Отец улыбнулся Баошаню и сказал с улыбкой:
– Проезжал мимо, решил заглянуть.
Он достал из кармана пачку сигарет, настоящих сигарет с фильтром, и вытащил из пачки сразу несколько штук, сначала угостил Баошаня, а потом и других деревенских слева и справа от Баошаня – отец протягивал каждому по сигарете, приговаривая:
– Вот, вот, отведайте моего табачку, одна пачка стоит как половина гроба, одна сигарета – как десять цзиней соли, цзинь масла или полтора цзиня свинины.
Деревенские изумленно ахали. И Ван Баошань изумленно ахал:
– Неужто правда?
А отец усмехнулся:
– Ты попробуй только, как пахнет! – Он достал из кармана зажигалку и прикурил Ван Баошаню его сигарету, а потом угостил и остальных деревенских на пятачке и каждому дал прикурить.

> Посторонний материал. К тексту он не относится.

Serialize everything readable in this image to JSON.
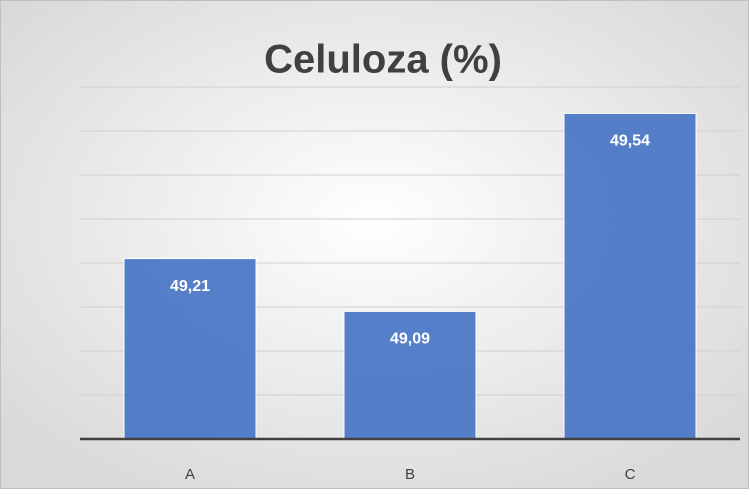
{
  "chart_data": {
    "type": "bar",
    "title": "Celuloza (%)",
    "categories": [
      "A",
      "B",
      "C"
    ],
    "values": [
      49.21,
      49.09,
      49.54
    ],
    "value_labels": [
      "49,21",
      "49,09",
      "49,54"
    ],
    "color": "#4472c4",
    "ylim": [
      48.8,
      49.6
    ],
    "yticks": [
      48.8,
      48.9,
      49.0,
      49.1,
      49.2,
      49.3,
      49.4,
      49.5,
      49.6
    ],
    "grid": true
  }
}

Цзя Гэньчжу сидел правее, рядом с другими деревенскими, отец раздал каждому по сигарете, а его обнес. Он не протянул Цзя Гэньчжу сигарету, только бросил на него косой взгляд и увидел, что Цзя Гэньчжу весь ссохся и почернел, что лицо его покрылось россыпью корост и сухих болячек, а сам он так ослаб, что казалось, тронь его – повалится на землю. И глаза Цзя Гэньчжу смотрели мутно, и зрачки подернулись зыбкой пленкой, и во взгляде его как будто читалась мольба. Как будто сейчас, когда лихоманка его почти доконала, когда лихоманка высосала из него все силы, ему оставалось лишь покорно молчать, оставалось лишь примириться с моим отцом. И когда отец начал раздавать сигареты, лицо Цзя Гэньчжу даже просияло от радости. Но потом отец подошел ближе, и бросил на него косой взгляд, и обнес его сигаретой, и угостил сигаретой его соседа, и тогда лицо Цзя Гэньчжу захлестнуло темным багрянцем. Лицо Цзя Гэньчжу вздулось и покраснело, словно печенка. Словно свиная печенка.

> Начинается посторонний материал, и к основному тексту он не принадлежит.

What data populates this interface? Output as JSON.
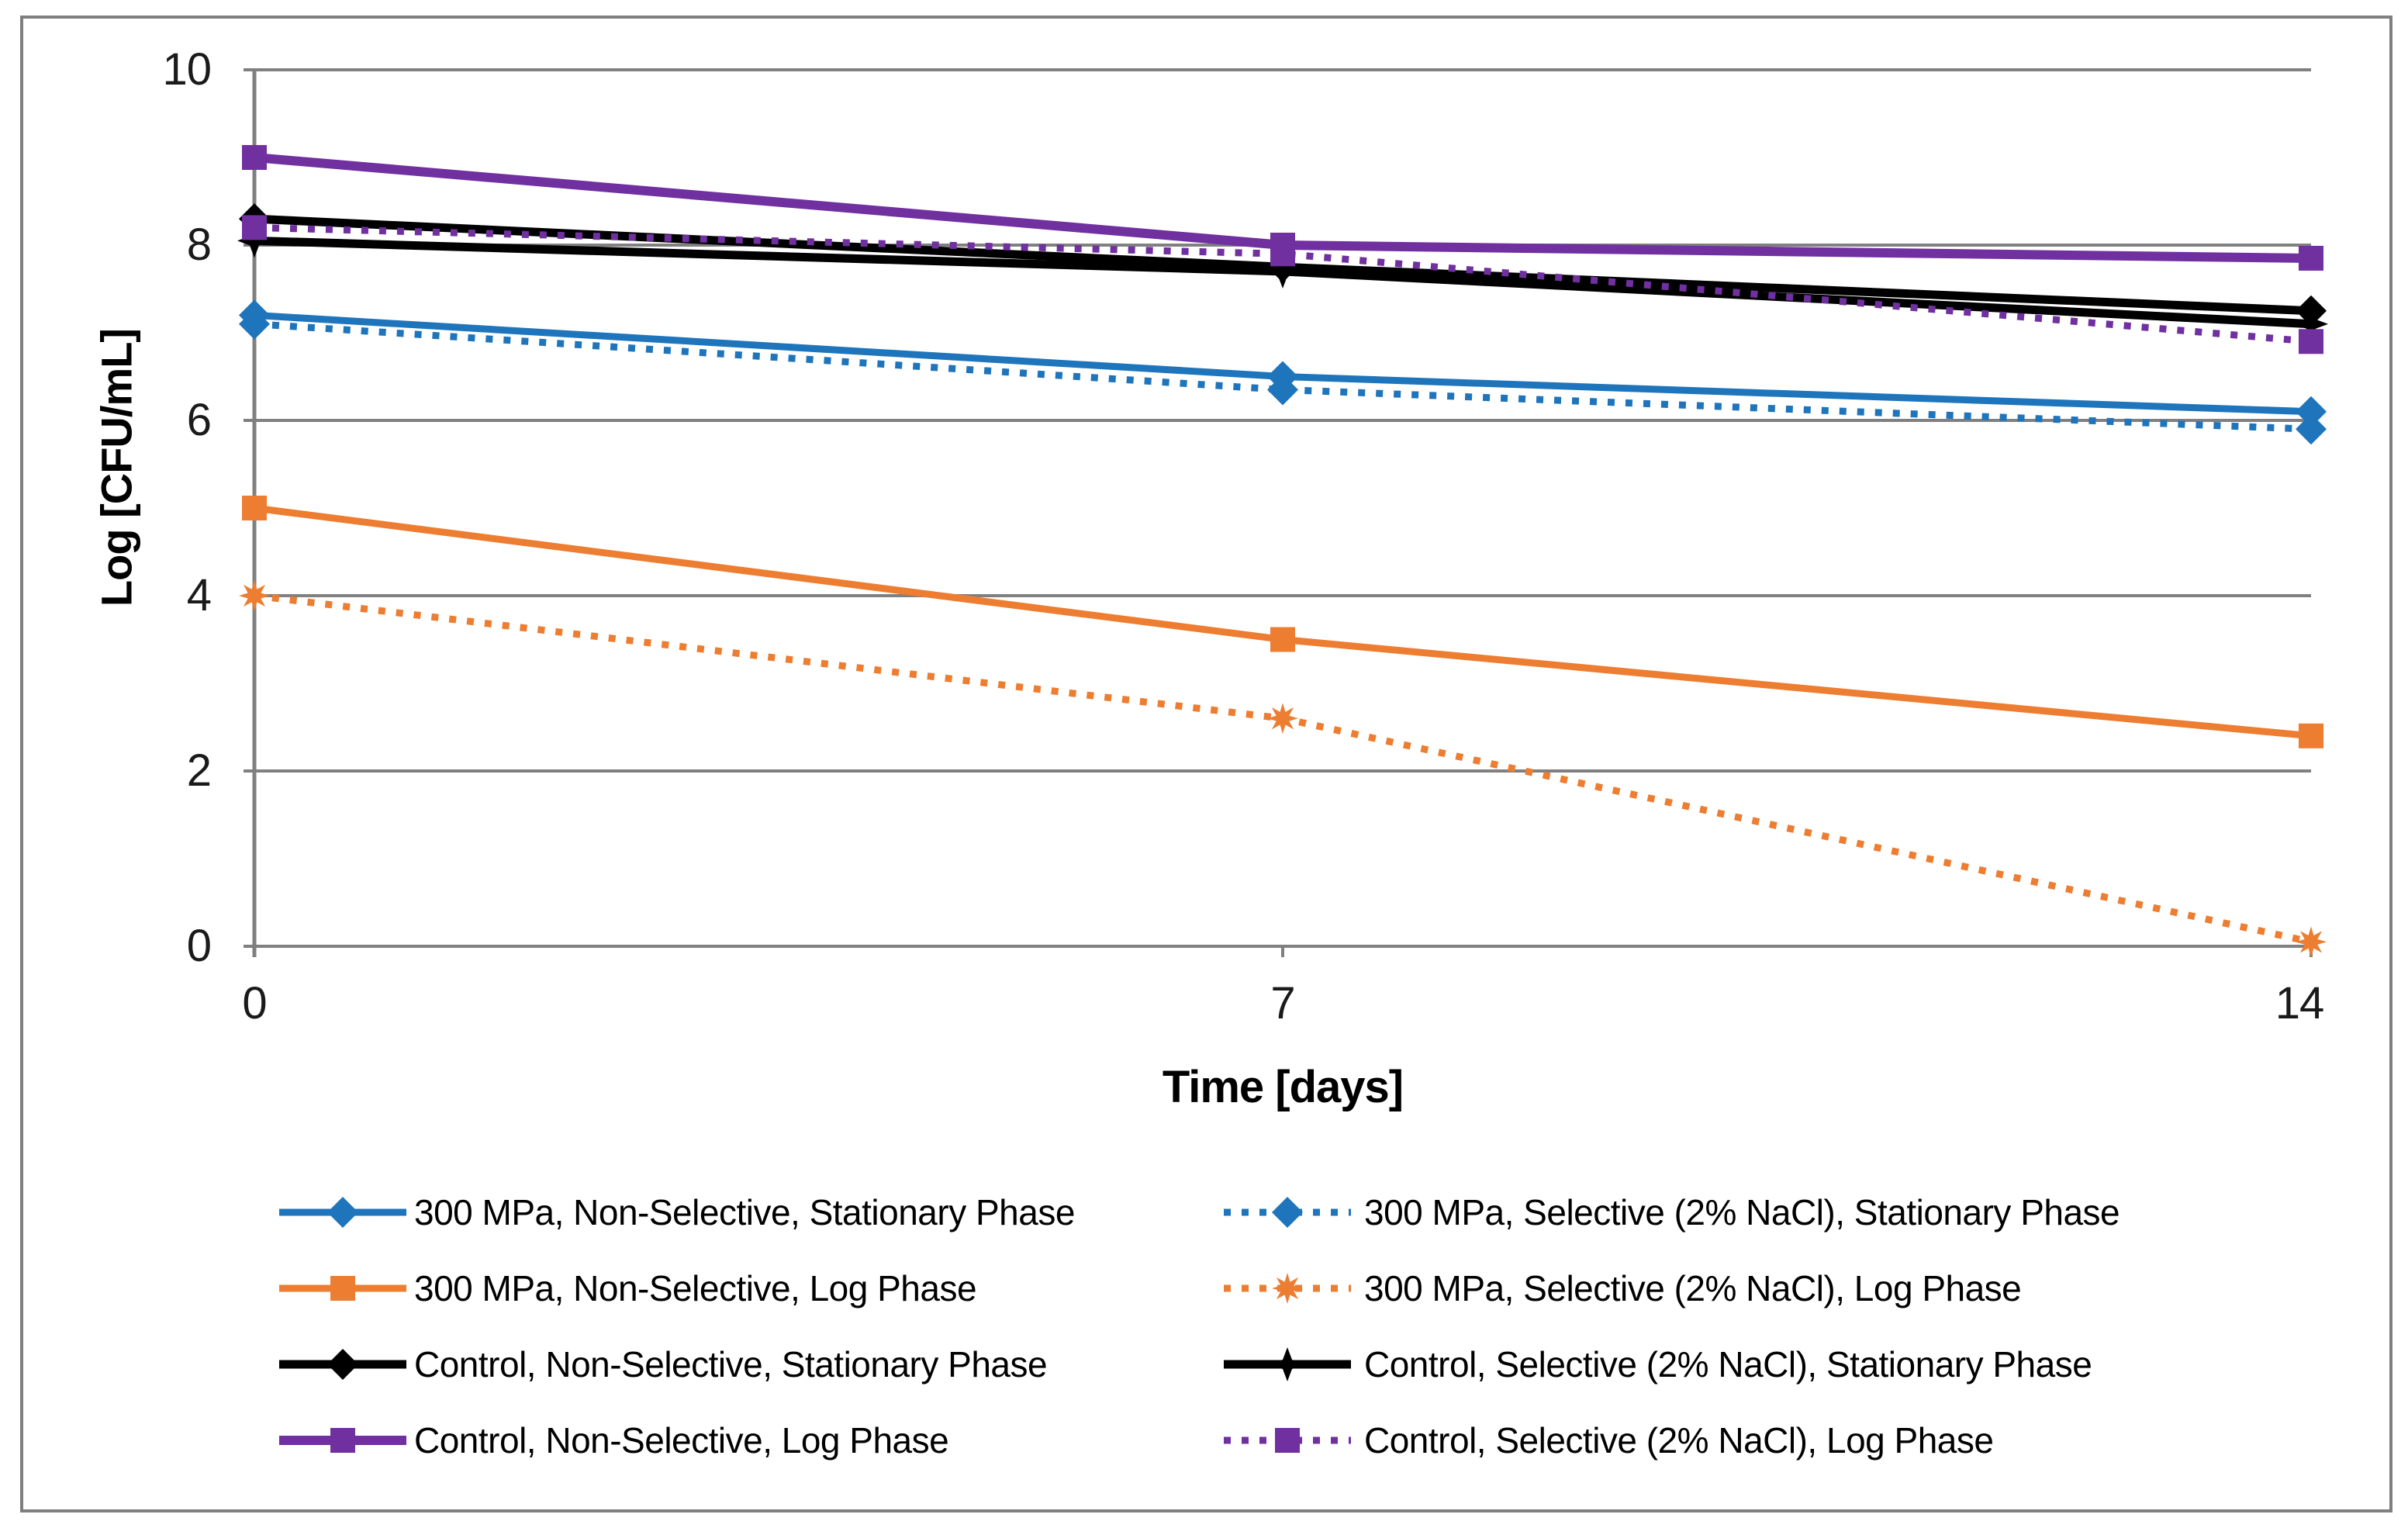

Раздав сигареты, отец направился к шоссе за околицей, где его ждал сватотряд. Горделиво зашагал прочь, но спустя несколько шагов обернулся и поймал на себе взгляд Цзя Гэньчжу, полный злобного бессилия, и в ответ со всей силы пырнул его глазами, словно ножом.
Полоснул своими глазами ему по глазам.
3
Деду все было известно, отцовы дела лежали перед ним как на ладони. Он дождался, когда отец уедет, и направился прямиком в деревню. Сначала заглянул домой к Дин Юэцзиню, Юэцзинь с семьей сидел за столом, на завтрак у них была жареная тыква и припущенные с луком яйца: кусочки тыквы и яичные хлопья золотисто желтели, лук отливал темно-зеленым, в котелке белел рисовый отвар, а на блюде маслено блестели жареные лепешки. Юэцзинь с домочадцами заперлись и сели завтракать, но тут пришел мой дед. Хозяин уступил ему место за столом и пустился объяснять: дескать, лепешки он пожарил для себя – жить осталось недолго, надо порадоваться напоследок, но одному пировать совестно, вот и решил нажарить побольше, чтобы всем досталось по кусочку.
– Ешьте, ешьте, – сказал дед, садясь за стол.
Дед знал, что, когда больные ушли из школы, Юэцзинь снова наведался в управу и каким-то образом вытребовал у них муки и риса. С печатью динчжуанского селькома он мог забирать себе положенную деревне матпомощь, и дома у него всегда хватало белого риса и отборной муки. Хватало масленых лепешек. Потому Юэцзинь с домочадцами и запирались, потому и ели масленые лепешки. Со своего стула дед увидел, что под стрехой у Юэцзиня лежит полтора десятка новеньких школьных парт, а рядом – павловниевые бревна длиной не меньше семи чи, да такие толстые, что в одиночку не обхватить: сразу ясно, что это павловния со школьного двора. Еще дед заметил у боковой стены доски из школьных дверей, на них даже номера классов сохранились. Деду было неловко дальше разглядывать школьные бревна и двери, парты и стулья, не то Юэцзинь решит, что он пришел к нему в дом с инспекцией.
И дед отвел взгляд.
На самом деле Юэцзинь жил совсем не бедно: большой дом, крытый черепицей, бетонный двор, а прошлой зимой с крыши у них свисали целые связки кукурузных початков. Так что на самом деле Юэцзинь жил совсем не бедно, дети у него были румяные, свинья – откормленная. Белая дородная свинья крутилась вокруг обеденного стола, наконец Юэцзинь шлепнул ее по спине, чтобы не мешалась под ногами, и взглянул на деда:
– Дядюшка, что у вас за дело?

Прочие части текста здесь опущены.